The wizard for subset creation has the user select the source of the subset, the size and sorting of it, the names for the subset targets, and any encryption or masking the subsetted data should get. The wizard then creates a series of job scripts at runtime that create either subset tables or flat files.
This page defines the table that will “drive” the created subset. Think of the driving table as the main table from where you want the subset to originate. So for example, if you want to subset a table of customers and all tables connected to it, you would select the table with customer info here.
The Table Selection page has two notable sections:
- The Database selection combo box
- The Table selection combo box
Sizing and Sorting
This page is where you specify the size and sort order of the subset. For example, to get a subset of the 100 highest purchase levels, you would sort on the purchase level field (as in this example). If you want the rows selected randomly, however, leave the Key Fields list blank.
The Sort page has 4 notable sections:
- Amount of Records in Subset
- The Input Fields list
- The Key Fields list
- Key Options
- In the Number of Rows box, enter the size of the subset you want to create.
- If you want a subset of sorted data, select the column to sort on and click “Add Key.” Otherwise, leave the Key Fields list blank.
- A few options are available in the Key Options box:
- Select the Stable check box to duplicate records to load in the order they are in the production table.
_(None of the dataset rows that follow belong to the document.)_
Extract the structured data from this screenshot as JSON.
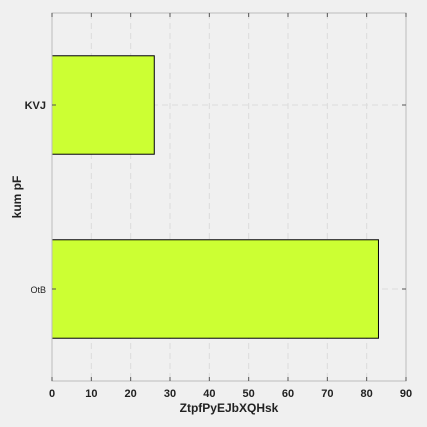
{
  "chart_data": {
    "type": "bar",
    "orientation": "horizontal",
    "categories": [
      "KVJ",
      "OtB"
    ],
    "category_label_bold": [
      true,
      false
    ],
    "values": [
      26,
      83
    ],
    "xlabel": "ZtpfPyEJbXQHsk",
    "ylabel": "kum pF",
    "xlim": [
      0,
      90
    ],
    "xticks": [
      0,
      10,
      20,
      30,
      40,
      50,
      60,
      70,
      80,
      90
    ],
    "grid": true,
    "bar_color": "#ccff33",
    "bar_edge_color": "#000000",
    "grid_color": "#dcdcdc",
    "spine_color": "#bbbbbb",
    "background_color": "#f0f0f0"
  }
}
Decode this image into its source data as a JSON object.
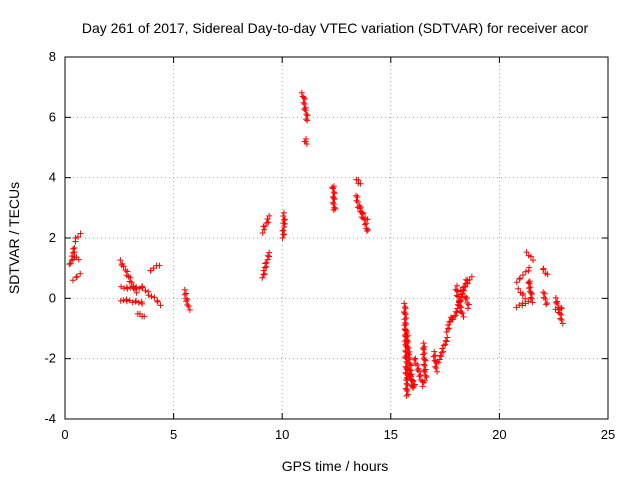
{
  "chart_data": {
    "type": "scatter",
    "title": "Day 261 of 2017, Sidereal Day-to-day VTEC variation (SDTVAR) for receiver acor",
    "xlabel": "GPS time / hours",
    "ylabel": "SDTVAR / TECUs",
    "xlim": [
      0,
      25
    ],
    "ylim": [
      -4,
      8
    ],
    "x_ticks": [
      0,
      5,
      10,
      15,
      20,
      25
    ],
    "y_ticks": [
      -4,
      -2,
      0,
      2,
      4,
      6,
      8
    ],
    "x_tick_labels": [
      "0",
      "5",
      "10",
      "15",
      "20",
      "25"
    ],
    "y_tick_labels": [
      "-4",
      "-2",
      "0",
      "2",
      "4",
      "6",
      "8"
    ],
    "grid": true,
    "marker": "+",
    "color": "#ff0000",
    "series": [
      {
        "name": "SDTVAR",
        "segments": [
          {
            "x0": 0.25,
            "x1": 0.45,
            "y0": 1.1,
            "y1": 1.7
          },
          {
            "x0": 0.4,
            "x1": 0.6,
            "y0": 1.4,
            "y1": 1.3
          },
          {
            "x0": 0.45,
            "x1": 0.7,
            "y0": 1.9,
            "y1": 2.15
          },
          {
            "x0": 0.35,
            "x1": 0.7,
            "y0": 0.6,
            "y1": 0.8
          },
          {
            "x0": 2.55,
            "x1": 3.3,
            "y0": 1.25,
            "y1": 0.2
          },
          {
            "x0": 2.6,
            "x1": 3.5,
            "y0": 0.35,
            "y1": 0.35
          },
          {
            "x0": 2.6,
            "x1": 3.6,
            "y0": -0.05,
            "y1": -0.15
          },
          {
            "x0": 3.4,
            "x1": 3.6,
            "y0": -0.5,
            "y1": -0.6
          },
          {
            "x0": 3.5,
            "x1": 4.4,
            "y0": 0.4,
            "y1": -0.2
          },
          {
            "x0": 3.9,
            "x1": 4.3,
            "y0": 0.9,
            "y1": 1.1
          },
          {
            "x0": 5.5,
            "x1": 5.7,
            "y0": 0.25,
            "y1": -0.35
          },
          {
            "x0": 9.1,
            "x1": 9.4,
            "y0": 2.2,
            "y1": 2.7
          },
          {
            "x0": 9.1,
            "x1": 9.4,
            "y0": 0.7,
            "y1": 1.5
          },
          {
            "x0": 10.05,
            "x1": 10.1,
            "y0": 2.0,
            "y1": 2.8
          },
          {
            "x0": 10.95,
            "x1": 11.15,
            "y0": 6.8,
            "y1": 5.9
          },
          {
            "x0": 11.05,
            "x1": 11.1,
            "y0": 5.25,
            "y1": 5.15
          },
          {
            "x0": 12.35,
            "x1": 12.4,
            "y0": 3.75,
            "y1": 2.9
          },
          {
            "x0": 13.4,
            "x1": 13.6,
            "y0": 3.95,
            "y1": 3.8
          },
          {
            "x0": 13.4,
            "x1": 13.95,
            "y0": 3.4,
            "y1": 2.2
          },
          {
            "x0": 13.5,
            "x1": 13.9,
            "y0": 3.0,
            "y1": 2.6
          },
          {
            "x0": 15.65,
            "x1": 15.75,
            "y0": -0.2,
            "y1": -3.25
          },
          {
            "x0": 15.7,
            "x1": 16.0,
            "y0": -1.0,
            "y1": -3.0
          },
          {
            "x0": 15.75,
            "x1": 16.1,
            "y0": -2.3,
            "y1": -2.9
          },
          {
            "x0": 16.1,
            "x1": 16.5,
            "y0": -2.0,
            "y1": -2.9
          },
          {
            "x0": 16.5,
            "x1": 16.6,
            "y0": -1.5,
            "y1": -2.7
          },
          {
            "x0": 17.0,
            "x1": 17.1,
            "y0": -1.8,
            "y1": -2.4
          },
          {
            "x0": 17.2,
            "x1": 17.6,
            "y0": -2.1,
            "y1": -1.3
          },
          {
            "x0": 17.6,
            "x1": 17.8,
            "y0": -1.1,
            "y1": -0.6
          },
          {
            "x0": 17.9,
            "x1": 18.5,
            "y0": -0.7,
            "y1": 0.6
          },
          {
            "x0": 18.0,
            "x1": 18.3,
            "y0": 0.4,
            "y1": -0.6
          },
          {
            "x0": 18.2,
            "x1": 18.7,
            "y0": 0.2,
            "y1": 0.7
          },
          {
            "x0": 18.4,
            "x1": 18.6,
            "y0": 0.1,
            "y1": -0.3
          },
          {
            "x0": 20.8,
            "x1": 21.4,
            "y0": 0.55,
            "y1": 1.0
          },
          {
            "x0": 20.8,
            "x1": 21.3,
            "y0": -0.3,
            "y1": -0.1
          },
          {
            "x0": 20.9,
            "x1": 21.2,
            "y0": 0.3,
            "y1": 0.0
          },
          {
            "x0": 21.3,
            "x1": 21.5,
            "y0": 1.5,
            "y1": 1.3
          },
          {
            "x0": 21.35,
            "x1": 21.5,
            "y0": 0.6,
            "y1": -0.1
          },
          {
            "x0": 22.0,
            "x1": 22.2,
            "y0": 1.0,
            "y1": 0.8
          },
          {
            "x0": 22.0,
            "x1": 22.2,
            "y0": 0.2,
            "y1": -0.2
          },
          {
            "x0": 22.6,
            "x1": 22.9,
            "y0": 0.0,
            "y1": -0.8
          },
          {
            "x0": 22.6,
            "x1": 22.9,
            "y0": -0.4,
            "y1": -0.3
          }
        ]
      }
    ]
  }
}
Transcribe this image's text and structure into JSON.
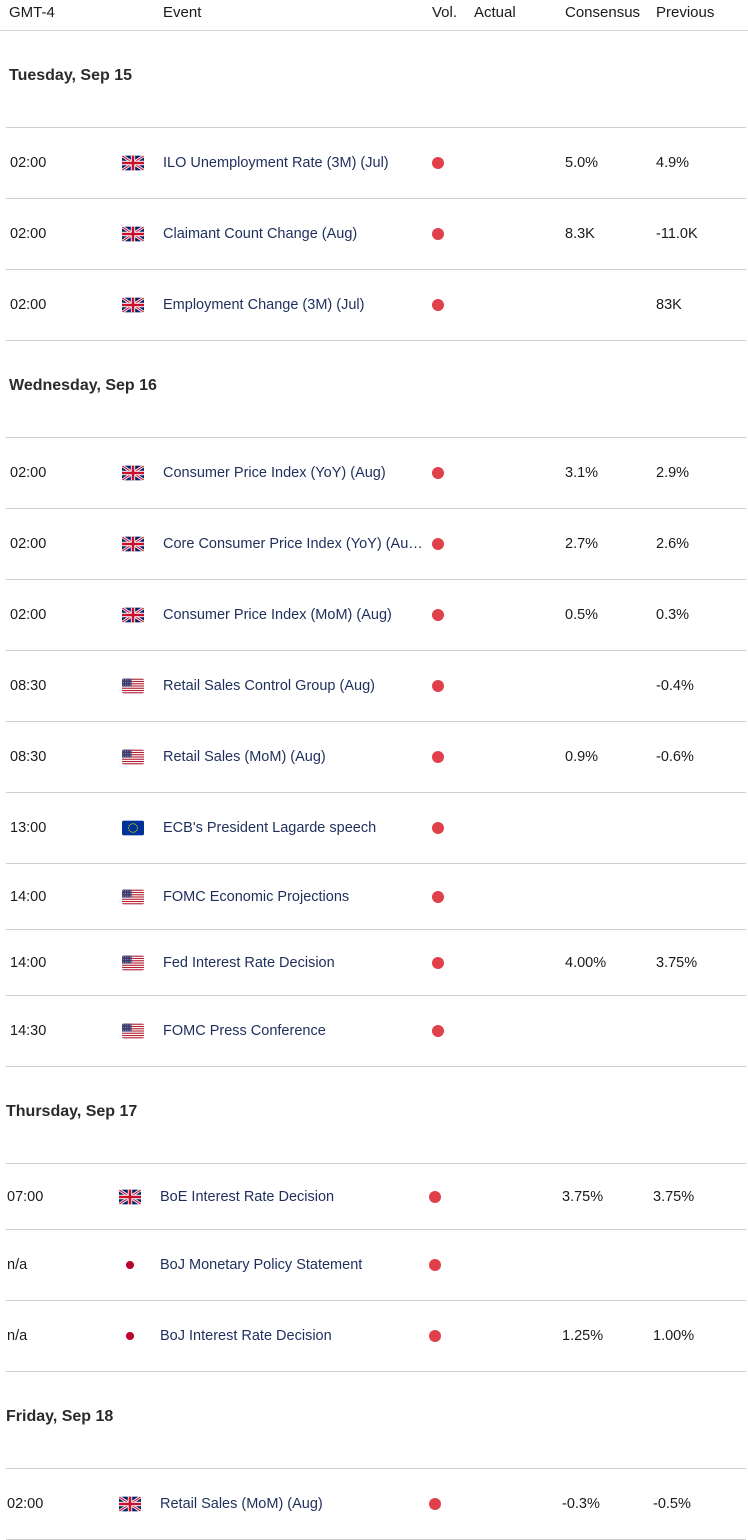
{
  "header": {
    "timezone": "GMT-4",
    "event": "Event",
    "vol": "Vol.",
    "actual": "Actual",
    "consensus": "Consensus",
    "previous": "Previous"
  },
  "colors": {
    "volatility_dot": "#e0404a",
    "event_text": "#1e2f5c",
    "row_divider": "#cfcfcf"
  },
  "days": [
    {
      "label": "Tuesday, Sep 15",
      "events": [
        {
          "time": "02:00",
          "flag": "uk-flag-icon",
          "event": "ILO Unemployment Rate (3M) (Jul)",
          "actual": "",
          "consensus": "5.0%",
          "previous": "4.9%"
        },
        {
          "time": "02:00",
          "flag": "uk-flag-icon",
          "event": "Claimant Count Change (Aug)",
          "actual": "",
          "consensus": "8.3K",
          "previous": "-11.0K"
        },
        {
          "time": "02:00",
          "flag": "uk-flag-icon",
          "event": "Employment Change (3M) (Jul)",
          "actual": "",
          "consensus": "",
          "previous": "83K"
        }
      ]
    },
    {
      "label": "Wednesday, Sep 16",
      "events": [
        {
          "time": "02:00",
          "flag": "uk-flag-icon",
          "event": "Consumer Price Index (YoY) (Aug)",
          "actual": "",
          "consensus": "3.1%",
          "previous": "2.9%"
        },
        {
          "time": "02:00",
          "flag": "uk-flag-icon",
          "event": "Core Consumer Price Index (YoY) (Au…",
          "actual": "",
          "consensus": "2.7%",
          "previous": "2.6%"
        },
        {
          "time": "02:00",
          "flag": "uk-flag-icon",
          "event": "Consumer Price Index (MoM) (Aug)",
          "actual": "",
          "consensus": "0.5%",
          "previous": "0.3%"
        },
        {
          "time": "08:30",
          "flag": "us-flag-icon",
          "event": "Retail Sales Control Group (Aug)",
          "actual": "",
          "consensus": "",
          "previous": "-0.4%"
        },
        {
          "time": "08:30",
          "flag": "us-flag-icon",
          "event": "Retail Sales (MoM) (Aug)",
          "actual": "",
          "consensus": "0.9%",
          "previous": "-0.6%"
        },
        {
          "time": "13:00",
          "flag": "eu-flag-icon",
          "event": "ECB's President Lagarde speech",
          "actual": "",
          "consensus": "",
          "previous": ""
        },
        {
          "time": "14:00",
          "flag": "us-flag-icon",
          "event": "FOMC Economic Projections",
          "actual": "",
          "consensus": "",
          "previous": ""
        },
        {
          "time": "14:00",
          "flag": "us-flag-icon",
          "event": "Fed Interest Rate Decision",
          "actual": "",
          "consensus": "4.00%",
          "previous": "3.75%"
        },
        {
          "time": "14:30",
          "flag": "us-flag-icon",
          "event": "FOMC Press Conference",
          "actual": "",
          "consensus": "",
          "previous": ""
        }
      ]
    },
    {
      "label": "Thursday, Sep 17",
      "events": [
        {
          "time": "07:00",
          "flag": "uk-flag-icon",
          "event": "BoE Interest Rate Decision",
          "actual": "",
          "consensus": "3.75%",
          "previous": "3.75%"
        },
        {
          "time": "n/a",
          "flag": "japan-flag-icon",
          "event": "BoJ Monetary Policy Statement",
          "actual": "",
          "consensus": "",
          "previous": ""
        },
        {
          "time": "n/a",
          "flag": "japan-flag-icon",
          "event": "BoJ Interest Rate Decision",
          "actual": "",
          "consensus": "1.25%",
          "previous": "1.00%"
        }
      ]
    },
    {
      "label": "Friday, Sep 18",
      "events": [
        {
          "time": "02:00",
          "flag": "uk-flag-icon",
          "event": "Retail Sales (MoM) (Aug)",
          "actual": "",
          "consensus": "-0.3%",
          "previous": "-0.5%"
        }
      ]
    }
  ]
}
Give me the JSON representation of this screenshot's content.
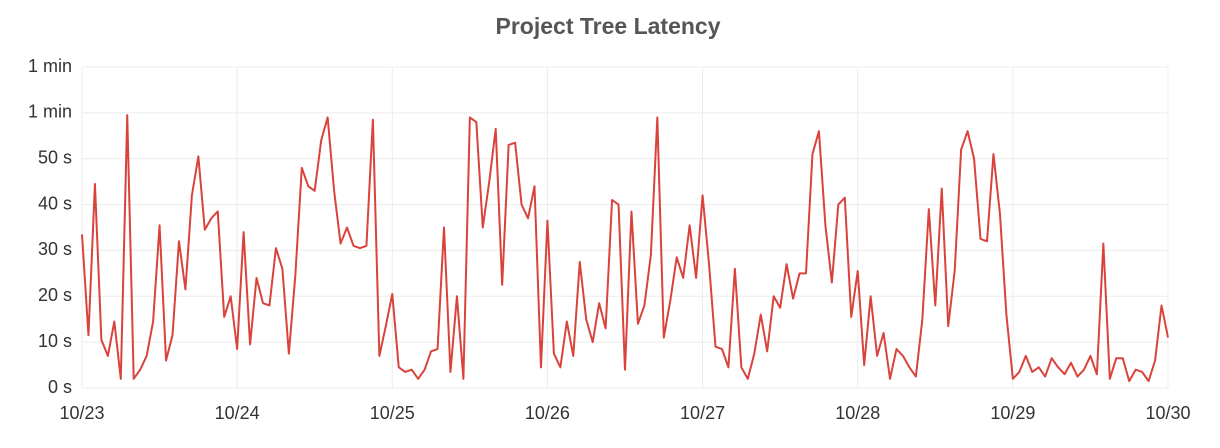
{
  "chart_data": {
    "type": "line",
    "title": "Project Tree Latency",
    "x": [
      0,
      1,
      2,
      3,
      4,
      5,
      6,
      7,
      8,
      9,
      10,
      11,
      12,
      13,
      14,
      15,
      16,
      17,
      18,
      19,
      20,
      21,
      22,
      23,
      24,
      25,
      26,
      27,
      28,
      29,
      30,
      31,
      32,
      33,
      34,
      35,
      36,
      37,
      38,
      39,
      40,
      41,
      42,
      43,
      44,
      45,
      46,
      47,
      48,
      49,
      50,
      51,
      52,
      53,
      54,
      55,
      56,
      57,
      58,
      59,
      60,
      61,
      62,
      63,
      64,
      65,
      66,
      67,
      68,
      69,
      70,
      71,
      72,
      73,
      74,
      75,
      76,
      77,
      78,
      79,
      80,
      81,
      82,
      83,
      84,
      85,
      86,
      87,
      88,
      89,
      90,
      91,
      92,
      93,
      94,
      95,
      96,
      97,
      98,
      99,
      100,
      101,
      102,
      103,
      104,
      105,
      106,
      107,
      108,
      109,
      110,
      111,
      112,
      113,
      114,
      115,
      116,
      117,
      118,
      119,
      120,
      121,
      122,
      123,
      124,
      125,
      126,
      127,
      128,
      129,
      130,
      131,
      132,
      133,
      134,
      135,
      136,
      137,
      138,
      139,
      140,
      141,
      142,
      143,
      144,
      145,
      146,
      147,
      148,
      149,
      150,
      151,
      152,
      153,
      154,
      155,
      156,
      157,
      158,
      159,
      160,
      161,
      162,
      163,
      164,
      165,
      166,
      167,
      168
    ],
    "values": [
      33.5,
      11.5,
      44.5,
      10.5,
      7,
      14.5,
      2,
      59.5,
      2,
      4,
      7,
      14.5,
      35.5,
      6,
      11.5,
      32,
      21.5,
      42,
      50.5,
      34.5,
      37,
      38.5,
      15.5,
      20,
      8.5,
      34,
      9.5,
      24,
      18.5,
      18,
      30.5,
      26,
      7.5,
      24.5,
      48,
      44,
      43,
      54,
      59,
      43,
      31.5,
      35,
      31,
      30.5,
      31,
      58.5,
      7,
      13.5,
      20.5,
      4.5,
      3.5,
      4,
      2,
      4,
      8,
      8.5,
      35,
      3.5,
      20,
      2,
      59,
      58,
      35,
      45,
      56.5,
      22.5,
      53,
      53.5,
      40,
      37,
      44,
      4.5,
      36.5,
      7.5,
      4.5,
      14.5,
      7,
      27.5,
      15,
      10,
      18.5,
      13,
      41,
      40,
      4,
      38.5,
      14,
      18,
      29,
      59,
      11,
      19,
      28.5,
      24,
      35.5,
      24,
      42,
      27,
      9,
      8.5,
      4.5,
      26,
      4.5,
      2,
      7.5,
      16,
      8,
      20,
      17.5,
      27,
      19.5,
      25,
      25,
      51,
      56,
      35.5,
      23,
      40,
      41.5,
      15.5,
      25.5,
      5,
      20,
      7,
      12,
      2,
      8.5,
      7,
      4.5,
      2.5,
      15,
      39,
      18,
      43.5,
      13.5,
      25.5,
      52,
      56,
      50,
      32.5,
      32,
      51,
      38,
      16,
      2,
      3.5,
      7,
      3.5,
      4.5,
      2.5,
      6.5,
      4.5,
      3,
      5.5,
      2.5,
      4,
      7,
      3,
      31.5,
      2,
      6.5,
      6.5,
      1.5,
      4,
      3.5,
      1.5,
      6,
      18,
      11
    ],
    "color": "#d9433b",
    "xlim": [
      0,
      168
    ],
    "xticks": [
      {
        "value": 0,
        "label": "10/23"
      },
      {
        "value": 24,
        "label": "10/24"
      },
      {
        "value": 48,
        "label": "10/25"
      },
      {
        "value": 72,
        "label": "10/26"
      },
      {
        "value": 96,
        "label": "10/27"
      },
      {
        "value": 120,
        "label": "10/28"
      },
      {
        "value": 144,
        "label": "10/29"
      },
      {
        "value": 168,
        "label": "10/30"
      }
    ],
    "ylim": [
      0,
      70
    ],
    "yticks": [
      {
        "value": 0,
        "label": "0 s"
      },
      {
        "value": 10,
        "label": "10 s"
      },
      {
        "value": 20,
        "label": "20 s"
      },
      {
        "value": 30,
        "label": "30 s"
      },
      {
        "value": 40,
        "label": "40 s"
      },
      {
        "value": 50,
        "label": "50 s"
      },
      {
        "value": 60,
        "label": "1 min"
      },
      {
        "value": 70,
        "label": "1 min"
      }
    ],
    "grid": true
  }
}
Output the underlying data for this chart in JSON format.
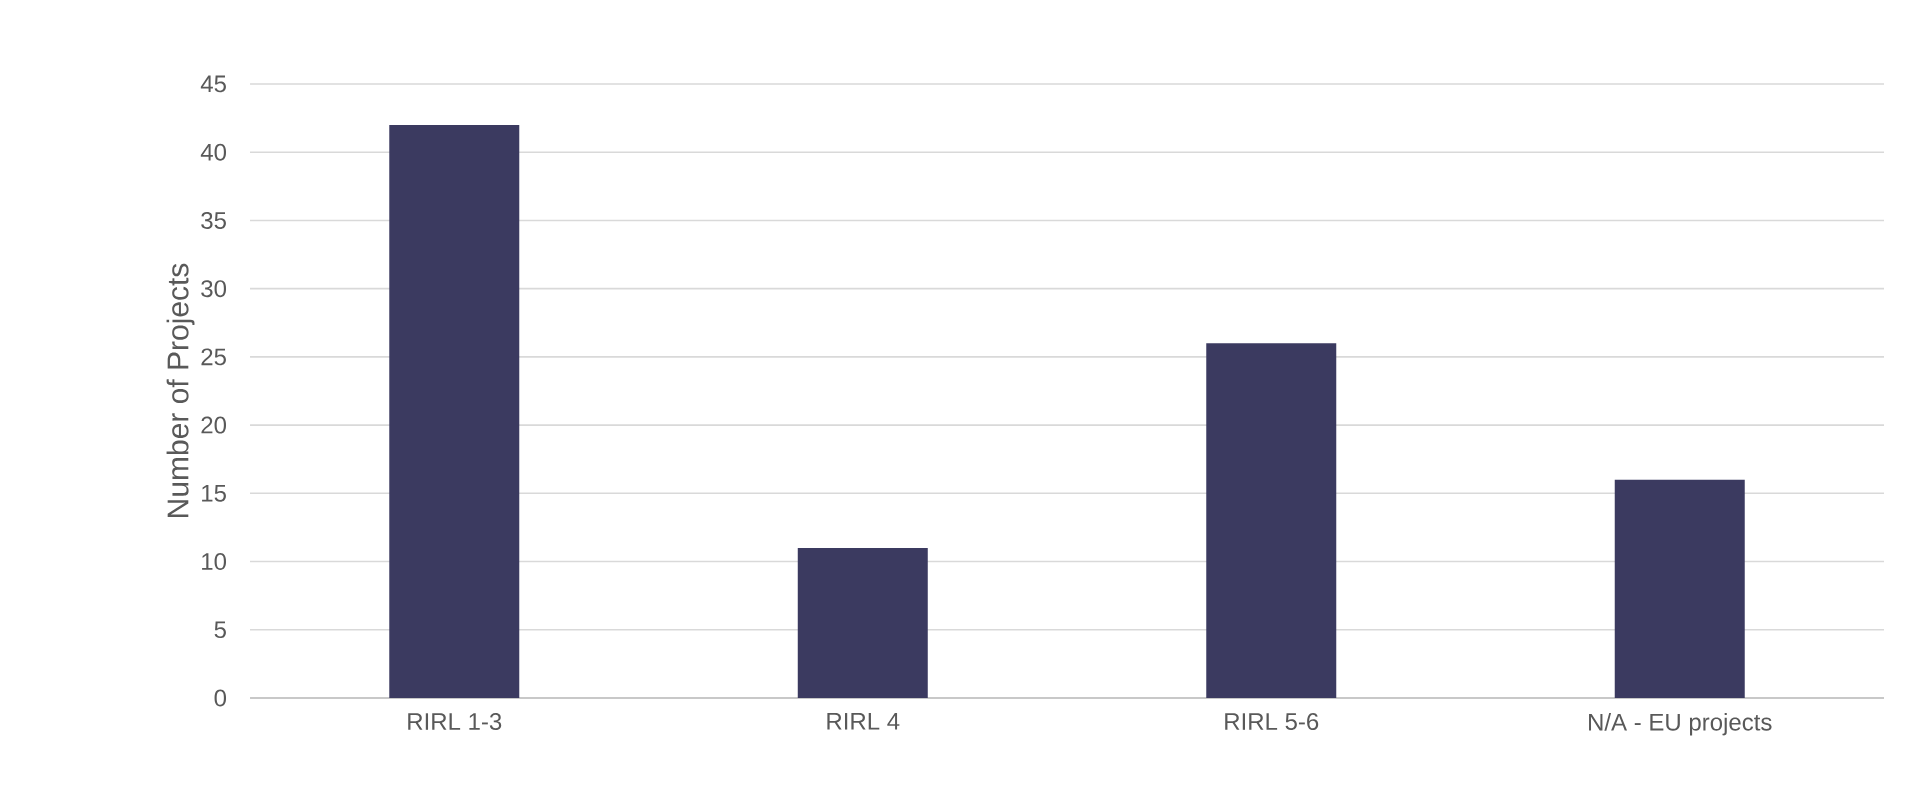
{
  "chart_data": {
    "type": "bar",
    "ylabel": "Number of Projects",
    "categories": [
      "RIRL 1-3",
      "RIRL 4",
      "RIRL 5-6",
      "N/A - EU projects"
    ],
    "values": [
      42,
      11,
      26,
      16
    ],
    "color": "#3b3a60",
    "ylim": [
      0,
      45
    ],
    "yticks": [
      0,
      5,
      10,
      15,
      20,
      25,
      30,
      35,
      40,
      45
    ],
    "grid": "y"
  }
}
- If you want no duplicates or only duplicates in your subset, select the Duplicates check box and the appropriate radio button.
This page has two functions. The first allows you to view the relations of your driver table. The second is to name the output targets for the subset.
The Target Naming page has 6 notable sections:
- The Output options radio buttons
- The Naming options radio buttons
- The Name entry text box
- The referenced by list
- The Table selection combo box
- The references list
1. Select the table from the Table name menu.
2. Review the Imported by and Imports lists to verify that the tables relations have been found correctly:
- In the Imported by list, all of the tables that your chosen table is imported by are listed.
- In the Imports list, all of the tables that your chosen table has a relationship with are listed.
3. Specify the target using the Output Option radio buttons: Output to flat file with the following separator – enter a separator if different than a tab (\t).
- Output to table
- Select the check box to generate an SQL script to create the new subset tables.
- In the Schema menu, select a different schema.
- Select the naming option to name the subset targets:
- Different schema with same table names (if you selected a different schema).
- Prefix all adds a prefix to every table name and sets it as that tables subset target.
- Postfix all adds a postfix to every table name and sets it as that tables subset target.
- Name individually allows each subset target to be named independently of the other subset targets.
- Enter appropriate text in the Name entry text box:
- If Different schema is select, enter a name for the subset targets.
- If Prefix all is selected, enter the prefix to add to all subset target names.
- If Postfix all is selected, enter the postfix to add to all subset target names.
- If Name individually is selected, enter the subset target name for the currently selected table.
- Click the set button.
Subset Target Review
This page allows you to review the output where the subset will be targeted, and to apply data masking and filtering functions.
The Subset Targets page has 4 notable sections:
- The Output Target list
- The “Target Field Layout…” button
- The “Named Condition…” button
- The “Record Filter…” button
- To apply a mask, select the Target from the list and click the “Target Column Layout…” button
- To create a condition, select the Target from the list and click the “Named Condition…” button
- To apply a filter, select the Target from the list and click the “Record Filter…” button
Once all of these pages have been completed, you can select Finish. The wizard will then create job scripts to extract subsets from the driver and its related tables.